BERLIN - Dahinter begann Afrika. Jedenfalls für alle, die von Norden anreisten. Wer indes aus der Gegenrichtung kam, für den war Tolkte das Tor zum Vorderen Orient und zum Hellenismus der Mittelmeerstaaten. Für Europäer markierte die Stadt zwischen 300 vor und 350 nach Christus das Ende der Welt. Damals regierten hier, 2000 Kilometer südlich des zweiten Nil-Katarakts, die Könige und Königinnen von Meroë.
Tatsächlich zeugen die Ruinen, die seit 1995 von einem Team des Berliner Ägyptischen Museums aus dem Wüstensand des Sudan gegraben werden und heute den Namen Naga tragen, von einer „Brückenkultur“. Und wie weltoffen die war, kann nun in einer Ausstellung im Kunstforum der Berliner Volksbank staunend zur Kenntnis genommen werden, welche die Archäologen Dietrich Wildung und Karla Kröper eingerichtet haben.
Da stehen gewaltige Gewandskulpturen und eine Fayence der Göttin Isis, die ihre griechisch-römischen Vorbilder nicht leugnen können. Da ist eine Gruppe von Würfelfiguren zu sehen, die ikonografisch in der afrikanischen Stammeskunst wurzeln. Da wird auf einer kleinen Stele die füllige Königin Amani-shakheto von der schlanken Göttin Amesemi umarmt, die den ästhetischen Idealen nahe kommt, die im pharaonischen Ägypten Standard waren. Die meroitischen Hieroglyphen auf der Rückseite dieser Sandsteinplatte gelten zudem als die ältesten Schriftzeichen einer afrikanischen Sprache. Datiert sind die Stücke ins erste Jahrhundert nach Christus.

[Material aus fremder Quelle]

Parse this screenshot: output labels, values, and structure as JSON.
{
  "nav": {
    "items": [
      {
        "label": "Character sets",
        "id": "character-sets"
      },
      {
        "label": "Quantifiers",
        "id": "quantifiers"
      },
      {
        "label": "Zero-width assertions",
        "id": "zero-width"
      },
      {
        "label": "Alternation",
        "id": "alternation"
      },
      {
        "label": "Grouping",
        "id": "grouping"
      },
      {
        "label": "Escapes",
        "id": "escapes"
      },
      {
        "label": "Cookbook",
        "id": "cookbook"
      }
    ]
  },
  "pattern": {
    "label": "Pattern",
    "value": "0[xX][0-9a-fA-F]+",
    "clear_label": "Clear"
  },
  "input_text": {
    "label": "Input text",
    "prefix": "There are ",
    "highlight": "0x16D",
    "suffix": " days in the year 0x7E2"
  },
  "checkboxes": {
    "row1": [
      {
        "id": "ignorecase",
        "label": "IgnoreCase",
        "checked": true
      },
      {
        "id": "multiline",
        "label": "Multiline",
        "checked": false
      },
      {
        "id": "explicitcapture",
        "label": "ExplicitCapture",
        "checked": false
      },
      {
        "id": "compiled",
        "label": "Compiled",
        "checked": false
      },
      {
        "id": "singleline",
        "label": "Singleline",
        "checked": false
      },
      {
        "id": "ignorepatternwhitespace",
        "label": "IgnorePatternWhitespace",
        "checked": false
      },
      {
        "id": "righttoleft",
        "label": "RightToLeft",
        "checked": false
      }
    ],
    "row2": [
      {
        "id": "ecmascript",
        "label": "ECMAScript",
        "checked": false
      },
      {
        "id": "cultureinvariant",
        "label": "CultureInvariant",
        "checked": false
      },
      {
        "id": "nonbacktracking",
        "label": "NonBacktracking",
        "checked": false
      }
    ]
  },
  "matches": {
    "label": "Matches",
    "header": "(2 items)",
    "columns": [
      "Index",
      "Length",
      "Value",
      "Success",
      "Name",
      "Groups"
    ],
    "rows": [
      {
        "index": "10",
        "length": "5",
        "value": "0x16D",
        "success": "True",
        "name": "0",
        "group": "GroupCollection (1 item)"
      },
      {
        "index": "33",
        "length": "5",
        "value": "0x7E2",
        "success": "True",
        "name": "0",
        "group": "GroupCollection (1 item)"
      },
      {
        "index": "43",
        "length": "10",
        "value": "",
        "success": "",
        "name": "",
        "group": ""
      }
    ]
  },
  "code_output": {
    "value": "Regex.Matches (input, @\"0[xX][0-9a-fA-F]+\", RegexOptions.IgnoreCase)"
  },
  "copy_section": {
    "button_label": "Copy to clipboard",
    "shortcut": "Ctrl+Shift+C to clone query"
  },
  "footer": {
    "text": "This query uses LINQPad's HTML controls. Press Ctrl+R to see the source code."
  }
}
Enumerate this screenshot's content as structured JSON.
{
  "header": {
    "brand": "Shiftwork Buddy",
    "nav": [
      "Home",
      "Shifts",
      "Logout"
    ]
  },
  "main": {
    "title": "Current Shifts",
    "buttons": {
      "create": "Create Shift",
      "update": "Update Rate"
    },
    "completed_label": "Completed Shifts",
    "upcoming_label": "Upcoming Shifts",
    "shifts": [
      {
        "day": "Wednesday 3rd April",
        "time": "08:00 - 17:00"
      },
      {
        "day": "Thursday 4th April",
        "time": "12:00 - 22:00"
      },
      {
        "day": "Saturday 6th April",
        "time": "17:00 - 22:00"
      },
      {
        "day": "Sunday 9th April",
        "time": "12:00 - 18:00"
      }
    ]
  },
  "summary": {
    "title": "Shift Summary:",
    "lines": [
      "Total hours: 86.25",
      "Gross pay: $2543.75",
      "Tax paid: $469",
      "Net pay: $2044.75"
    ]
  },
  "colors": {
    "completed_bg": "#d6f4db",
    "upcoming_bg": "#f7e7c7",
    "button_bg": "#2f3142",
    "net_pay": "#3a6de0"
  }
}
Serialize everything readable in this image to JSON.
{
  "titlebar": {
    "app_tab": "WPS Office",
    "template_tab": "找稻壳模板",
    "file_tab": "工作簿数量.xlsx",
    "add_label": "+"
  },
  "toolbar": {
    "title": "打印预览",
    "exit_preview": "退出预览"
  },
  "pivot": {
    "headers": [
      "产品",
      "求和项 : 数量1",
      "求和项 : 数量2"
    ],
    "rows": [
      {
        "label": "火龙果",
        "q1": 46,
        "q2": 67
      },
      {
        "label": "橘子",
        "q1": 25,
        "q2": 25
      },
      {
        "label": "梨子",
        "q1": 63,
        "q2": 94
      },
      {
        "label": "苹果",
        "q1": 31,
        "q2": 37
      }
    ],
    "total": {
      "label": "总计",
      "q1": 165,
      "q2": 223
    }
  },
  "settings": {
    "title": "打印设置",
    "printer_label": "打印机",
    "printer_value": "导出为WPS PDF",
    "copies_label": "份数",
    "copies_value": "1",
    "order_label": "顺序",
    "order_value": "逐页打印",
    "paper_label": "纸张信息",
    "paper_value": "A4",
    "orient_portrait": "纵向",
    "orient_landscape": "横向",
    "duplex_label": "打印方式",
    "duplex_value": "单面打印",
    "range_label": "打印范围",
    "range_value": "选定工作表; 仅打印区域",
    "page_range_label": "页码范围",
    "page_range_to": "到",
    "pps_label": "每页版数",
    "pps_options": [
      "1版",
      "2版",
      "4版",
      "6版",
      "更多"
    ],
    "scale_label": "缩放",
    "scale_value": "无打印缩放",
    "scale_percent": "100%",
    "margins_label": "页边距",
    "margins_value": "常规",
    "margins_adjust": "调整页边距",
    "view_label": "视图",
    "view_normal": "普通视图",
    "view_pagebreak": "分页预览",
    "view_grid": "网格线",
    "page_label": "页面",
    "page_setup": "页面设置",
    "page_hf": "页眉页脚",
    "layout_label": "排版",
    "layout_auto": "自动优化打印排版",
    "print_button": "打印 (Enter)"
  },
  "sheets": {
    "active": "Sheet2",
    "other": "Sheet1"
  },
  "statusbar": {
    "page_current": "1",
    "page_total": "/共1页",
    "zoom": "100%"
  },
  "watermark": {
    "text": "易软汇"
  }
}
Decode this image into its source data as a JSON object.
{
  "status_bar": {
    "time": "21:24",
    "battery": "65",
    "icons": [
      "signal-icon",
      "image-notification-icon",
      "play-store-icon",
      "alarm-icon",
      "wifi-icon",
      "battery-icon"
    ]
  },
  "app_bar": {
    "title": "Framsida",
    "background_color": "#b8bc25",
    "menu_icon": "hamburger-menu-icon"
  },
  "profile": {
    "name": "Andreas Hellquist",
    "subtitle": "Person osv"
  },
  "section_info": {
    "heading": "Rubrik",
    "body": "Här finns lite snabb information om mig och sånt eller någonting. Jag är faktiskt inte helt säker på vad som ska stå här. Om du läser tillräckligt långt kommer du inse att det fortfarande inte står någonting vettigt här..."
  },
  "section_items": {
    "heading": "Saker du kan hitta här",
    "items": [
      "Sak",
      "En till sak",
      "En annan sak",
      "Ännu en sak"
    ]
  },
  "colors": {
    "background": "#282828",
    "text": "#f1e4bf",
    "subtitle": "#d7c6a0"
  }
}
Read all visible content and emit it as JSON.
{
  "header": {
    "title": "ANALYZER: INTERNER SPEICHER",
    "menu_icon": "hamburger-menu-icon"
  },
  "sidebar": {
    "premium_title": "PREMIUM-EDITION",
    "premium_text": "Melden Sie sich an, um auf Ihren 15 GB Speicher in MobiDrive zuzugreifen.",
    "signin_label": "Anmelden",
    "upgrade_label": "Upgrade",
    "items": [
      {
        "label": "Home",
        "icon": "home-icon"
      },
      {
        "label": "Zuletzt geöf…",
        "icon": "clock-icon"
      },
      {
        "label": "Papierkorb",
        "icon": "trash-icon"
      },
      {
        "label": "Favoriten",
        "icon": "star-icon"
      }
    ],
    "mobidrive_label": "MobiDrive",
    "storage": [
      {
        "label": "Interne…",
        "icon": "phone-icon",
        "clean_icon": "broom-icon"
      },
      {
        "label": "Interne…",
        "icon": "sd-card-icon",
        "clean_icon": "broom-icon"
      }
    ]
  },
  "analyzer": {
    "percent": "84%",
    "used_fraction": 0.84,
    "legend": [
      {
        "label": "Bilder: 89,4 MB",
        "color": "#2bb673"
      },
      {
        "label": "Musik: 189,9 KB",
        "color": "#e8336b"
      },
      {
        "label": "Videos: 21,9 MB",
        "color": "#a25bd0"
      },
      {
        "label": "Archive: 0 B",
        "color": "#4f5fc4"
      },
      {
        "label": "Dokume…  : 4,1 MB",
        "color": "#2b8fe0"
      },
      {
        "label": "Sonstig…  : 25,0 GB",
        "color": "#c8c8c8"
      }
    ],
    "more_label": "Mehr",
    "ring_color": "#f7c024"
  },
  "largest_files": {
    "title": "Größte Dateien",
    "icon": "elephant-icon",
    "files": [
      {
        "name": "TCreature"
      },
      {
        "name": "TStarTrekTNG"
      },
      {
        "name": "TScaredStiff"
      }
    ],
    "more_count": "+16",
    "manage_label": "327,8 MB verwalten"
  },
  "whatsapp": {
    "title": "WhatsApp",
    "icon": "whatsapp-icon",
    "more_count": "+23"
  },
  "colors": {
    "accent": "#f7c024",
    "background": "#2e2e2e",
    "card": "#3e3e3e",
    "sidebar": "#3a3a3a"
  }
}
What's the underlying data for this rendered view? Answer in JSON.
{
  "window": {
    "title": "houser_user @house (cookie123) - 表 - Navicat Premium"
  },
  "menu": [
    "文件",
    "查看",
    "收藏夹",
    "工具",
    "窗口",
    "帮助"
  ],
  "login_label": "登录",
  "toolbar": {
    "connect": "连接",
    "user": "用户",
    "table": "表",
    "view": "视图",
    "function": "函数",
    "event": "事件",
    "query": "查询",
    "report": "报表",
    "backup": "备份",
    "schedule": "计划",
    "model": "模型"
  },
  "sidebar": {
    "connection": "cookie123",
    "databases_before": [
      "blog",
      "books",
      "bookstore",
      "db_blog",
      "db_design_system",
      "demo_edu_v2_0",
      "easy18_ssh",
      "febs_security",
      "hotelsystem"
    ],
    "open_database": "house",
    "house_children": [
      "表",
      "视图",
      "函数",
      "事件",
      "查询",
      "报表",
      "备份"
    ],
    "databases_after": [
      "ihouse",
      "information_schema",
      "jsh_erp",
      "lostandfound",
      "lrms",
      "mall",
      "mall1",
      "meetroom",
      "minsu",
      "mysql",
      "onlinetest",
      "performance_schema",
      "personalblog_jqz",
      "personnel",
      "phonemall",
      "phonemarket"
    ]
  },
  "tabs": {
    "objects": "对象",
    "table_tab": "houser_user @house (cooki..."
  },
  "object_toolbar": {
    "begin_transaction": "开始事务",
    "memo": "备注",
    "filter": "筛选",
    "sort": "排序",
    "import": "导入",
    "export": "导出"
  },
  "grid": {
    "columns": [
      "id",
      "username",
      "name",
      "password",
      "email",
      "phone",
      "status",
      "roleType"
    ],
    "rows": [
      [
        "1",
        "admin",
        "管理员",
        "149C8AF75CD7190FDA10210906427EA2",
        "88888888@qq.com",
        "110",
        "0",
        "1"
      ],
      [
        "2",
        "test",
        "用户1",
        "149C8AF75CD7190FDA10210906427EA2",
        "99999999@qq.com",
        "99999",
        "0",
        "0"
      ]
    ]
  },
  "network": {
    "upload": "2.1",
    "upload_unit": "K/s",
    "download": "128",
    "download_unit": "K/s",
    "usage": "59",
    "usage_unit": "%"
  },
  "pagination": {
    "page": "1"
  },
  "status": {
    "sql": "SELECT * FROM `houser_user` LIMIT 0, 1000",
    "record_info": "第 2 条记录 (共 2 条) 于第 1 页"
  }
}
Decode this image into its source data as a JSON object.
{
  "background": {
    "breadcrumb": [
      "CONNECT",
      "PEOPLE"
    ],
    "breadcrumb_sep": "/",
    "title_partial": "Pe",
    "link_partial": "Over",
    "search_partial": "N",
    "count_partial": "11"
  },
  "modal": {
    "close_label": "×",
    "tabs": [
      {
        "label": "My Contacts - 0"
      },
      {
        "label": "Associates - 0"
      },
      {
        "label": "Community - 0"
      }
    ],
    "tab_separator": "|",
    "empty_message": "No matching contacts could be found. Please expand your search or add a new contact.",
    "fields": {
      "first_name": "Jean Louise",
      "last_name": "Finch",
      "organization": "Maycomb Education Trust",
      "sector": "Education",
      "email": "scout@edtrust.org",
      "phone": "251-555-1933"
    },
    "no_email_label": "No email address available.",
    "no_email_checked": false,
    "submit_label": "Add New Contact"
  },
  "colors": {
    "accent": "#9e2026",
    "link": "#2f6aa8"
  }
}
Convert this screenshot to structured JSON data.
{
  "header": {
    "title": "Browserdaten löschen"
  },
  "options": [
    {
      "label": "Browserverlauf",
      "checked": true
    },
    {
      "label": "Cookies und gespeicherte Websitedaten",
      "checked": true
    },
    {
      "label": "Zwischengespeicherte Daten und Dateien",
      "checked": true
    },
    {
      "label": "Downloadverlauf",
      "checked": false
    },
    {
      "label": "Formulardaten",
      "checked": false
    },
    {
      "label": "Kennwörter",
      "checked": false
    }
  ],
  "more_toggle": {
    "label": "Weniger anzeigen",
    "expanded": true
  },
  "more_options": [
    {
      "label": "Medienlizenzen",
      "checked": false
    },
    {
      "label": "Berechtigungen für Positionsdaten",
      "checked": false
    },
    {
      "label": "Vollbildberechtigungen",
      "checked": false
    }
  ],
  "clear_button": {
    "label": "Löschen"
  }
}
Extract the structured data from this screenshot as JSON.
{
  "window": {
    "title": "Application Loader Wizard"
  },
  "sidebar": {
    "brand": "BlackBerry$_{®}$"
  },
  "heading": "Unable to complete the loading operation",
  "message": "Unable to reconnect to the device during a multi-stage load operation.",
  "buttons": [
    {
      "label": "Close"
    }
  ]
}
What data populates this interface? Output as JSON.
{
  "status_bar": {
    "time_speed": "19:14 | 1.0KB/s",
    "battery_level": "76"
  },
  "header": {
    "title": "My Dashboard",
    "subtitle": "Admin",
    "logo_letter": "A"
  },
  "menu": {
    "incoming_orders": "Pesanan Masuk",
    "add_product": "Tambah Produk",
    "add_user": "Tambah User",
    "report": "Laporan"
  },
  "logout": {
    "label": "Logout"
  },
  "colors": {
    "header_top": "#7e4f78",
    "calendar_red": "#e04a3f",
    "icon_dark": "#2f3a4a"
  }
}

Damals war Naga das, was eine Pfalz im deutschen Mittelalter war – eine politische Repräsentanz und ein Handelsplatz, ein Ort, in dem die Herrscher regelmäßig Quartier nahmen. Von den Tempeln und Palästen, die sie mitten im Lebensraum der nomadischen Bevölkerung errichtet hatten, sind erst fünf Prozent erkundet. Aber die lassen ahnen, was unter Schutthügeln noch verborgen sein könnte. Thronpodeste, in die gefesselte Feinde gemeißelt, und Altäre, auf denen Thoth und Horus porträtiert sind, zum Beispiel. Im Zentrum des kreisrunden Schausaals ist so eine Tempel-Situation nachempfunden. Auch einer jener Widder, die rechts und links die Allee zum Heiligtum flankierten, ist vorhanden. Vor allem posieren jedoch Löwen, mal als Portalplastiken, mal als Wasserspeier.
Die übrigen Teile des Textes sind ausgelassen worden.